Note: a (small) difficulty is that this code is duplicated for several gdk backends, so it may require fixing in more than gdkinput-x11.c -- at least gdkinput-win32.c has the same issue.

(Note: versions of gimp that use gtk3 are written in a more robust style and should work fine, but most users still use gimp 2.x that uses gtk2.)

@whot: I wonder if I should suggest this change to gdk people upstream, but I don't have an easy way to test the change.
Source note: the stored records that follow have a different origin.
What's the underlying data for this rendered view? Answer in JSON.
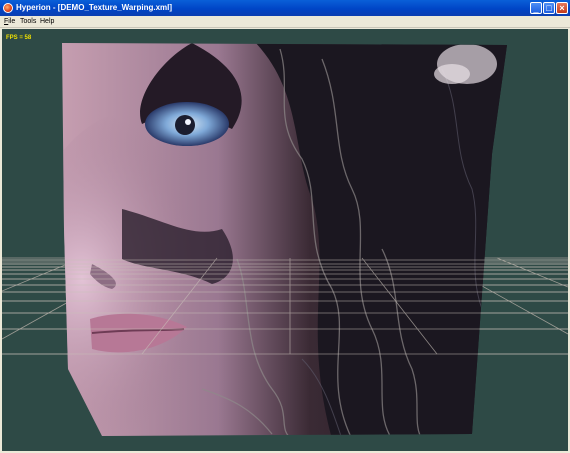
{
  "window": {
    "title": "Hyperion - [DEMO_Texture_Warping.xml]"
  },
  "title_buttons": {
    "minimize": "_",
    "maximize": "□",
    "close": "×"
  },
  "menu": {
    "items": [
      {
        "label": "File",
        "accel": "F",
        "rest": "ile"
      },
      {
        "label": "Tools",
        "accel": "",
        "rest": "Tools"
      },
      {
        "label": "Help",
        "accel": "",
        "rest": "Help"
      }
    ]
  },
  "viewport": {
    "fps": "FPS = 58",
    "background": "#2e4a46",
    "grid_color": "#b8b0a8"
  }
}
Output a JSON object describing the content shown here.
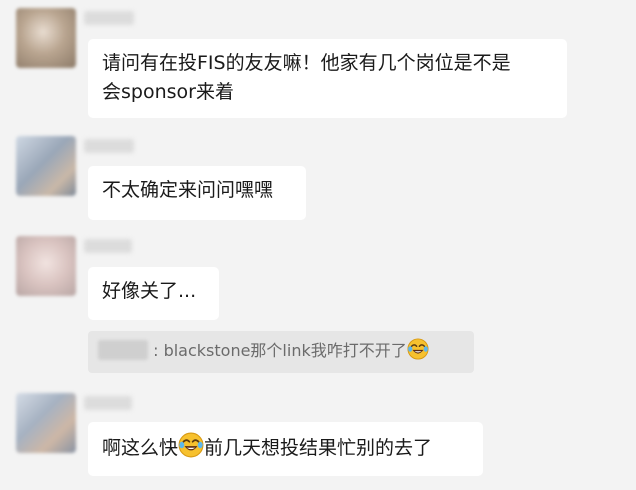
{
  "messages": [
    {
      "lines": [
        "请问有在投FIS的友友嘛！他家有几个岗位是不是",
        "会sponsor来着"
      ]
    },
    {
      "lines": [
        "不太确定来问问嘿嘿"
      ]
    },
    {
      "lines": [
        "好像关了..."
      ]
    },
    {
      "text_before": "啊这么快",
      "emoji": "laughing-tears-icon",
      "text_after": "前几天想投结果忙别的去了"
    }
  ],
  "quote": {
    "separator": ":",
    "text": "blackstone那个link我咋打不开了",
    "emoji": "laughing-tears-icon"
  }
}
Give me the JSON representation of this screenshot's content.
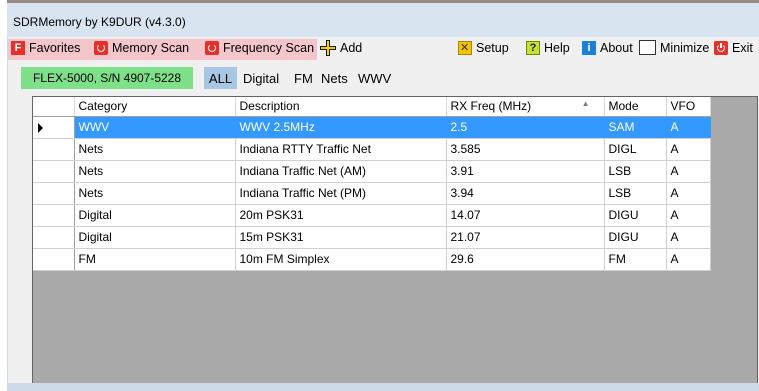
{
  "window": {
    "title": "SDRMemory by K9DUR (v4.3.0)"
  },
  "menu": {
    "favorites": "Favorites",
    "favorites_icon_letter": "F",
    "memory_scan": "Memory Scan",
    "frequency_scan": "Frequency Scan",
    "add": "Add",
    "setup": "Setup",
    "help": "Help",
    "help_icon_letter": "?",
    "about": "About",
    "about_icon_letter": "i",
    "minimize": "Minimize",
    "exit": "Exit"
  },
  "radio": {
    "label": "FLEX-5000, S/N 4907-5228"
  },
  "filters": [
    "ALL",
    "Digital",
    "FM",
    "Nets",
    "WWV"
  ],
  "grid": {
    "columns": [
      "Category",
      "Description",
      "RX Freq (MHz)",
      "Mode",
      "VFO"
    ],
    "sort_indicator": "▲",
    "rows": [
      {
        "category": "WWV",
        "description": "WWV 2.5MHz",
        "rx_freq": "2.5",
        "mode": "SAM",
        "vfo": "A"
      },
      {
        "category": "Nets",
        "description": "Indiana RTTY Traffic Net",
        "rx_freq": "3.585",
        "mode": "DIGL",
        "vfo": "A"
      },
      {
        "category": "Nets",
        "description": "Indiana Traffic Net (AM)",
        "rx_freq": "3.91",
        "mode": "LSB",
        "vfo": "A"
      },
      {
        "category": "Nets",
        "description": "Indiana Traffic Net (PM)",
        "rx_freq": "3.94",
        "mode": "LSB",
        "vfo": "A"
      },
      {
        "category": "Digital",
        "description": "20m PSK31",
        "rx_freq": "14.07",
        "mode": "DIGU",
        "vfo": "A"
      },
      {
        "category": "Digital",
        "description": "15m PSK31",
        "rx_freq": "21.07",
        "mode": "DIGU",
        "vfo": "A"
      },
      {
        "category": "FM",
        "description": "10m FM Simplex",
        "rx_freq": "29.6",
        "mode": "FM",
        "vfo": "A"
      }
    ]
  },
  "colors": {
    "selection": "#3399ff",
    "menu_highlight": "#f5c5cc",
    "radio_label": "#7fe08a",
    "filter_selected": "#a6c6e4"
  }
}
If you do, and you find the suggestion reasonable, would you mind trying this? (I understand that your proposal #309 would make the wacom-specific aspect of the issue go away by disabling the extra axes when a specific configuration option is set, but it would still be nice to fix the underlying issue.)

whot commented 1 year ago

My impression is that the patch sketched above is not the "right" way to fix the GDK,

Oh, definitely, apologies for not making this clear, this is a workaround for this particular occurrence of this bug and there may be other parts in the code where the axis number is problematic.

My notes on this match your explanation (though you went deeper, I basically stopped after identifying the guilty GDK function) and your patch proposal for GDK sounds correct. The second patch mixes two different issues though (ignoring + dropping duplicates) so I'd recommend splitting that into two patches. Not sure the duplicate handling is needed, any device/driver with duplicate axes should be considered buggy.

I wonder if I should suggest this change to gdk people upstream

Yes please, this would allow us to keep the discussion in one place too, right now it's spread across a few issues. I probably won't find the time to follow up on this particular instance.

I don't have an easy way to test the change.

Well, at least that part is easy to fix :) a libinput record of my tablet is stylus.txt

$ sudo libinput replay stylus.txt
/dev/input/event6: Wacom Intuos Pro M Pen
Hit enter to start replaying

That gives you one short stroke of the pen. Just make sure the canvas is underneath the starting point and this should crash GIMP. Hit enter to keep re-playing, it'll always produce the same stroke. If you need a different recording, e.g. one that starts in a different position let me know, it takes less than a minute.

gasche commented 1 year ago

I went ahead and proposed a (slightly different) patch against gtk2 at

https://gitlab.gnome.org/GNOME/gtk/-/merge_requests/6045

I will also create an issue on the gimp bugtracker to ask for testing help (I'm... too lazy to setup a gimp development environment on my end), and see if they would be interested in a workaround in the event that the gtk maintainers do not want to fix the gtk2 codebase at this point.

Edit: two workarounds proposed at the gimp level; https://gitlab.gnome.org/GNOME/gimp/-/merge_requests/934, https://gitlab.gnome.org/GNOME/gimp/-/merge_requests/935

Pinglinux commented 1 year ago

Thank you @gasche for the workaround! @whot Feel free to merge your X SmoothPanscrollingEnabled patch.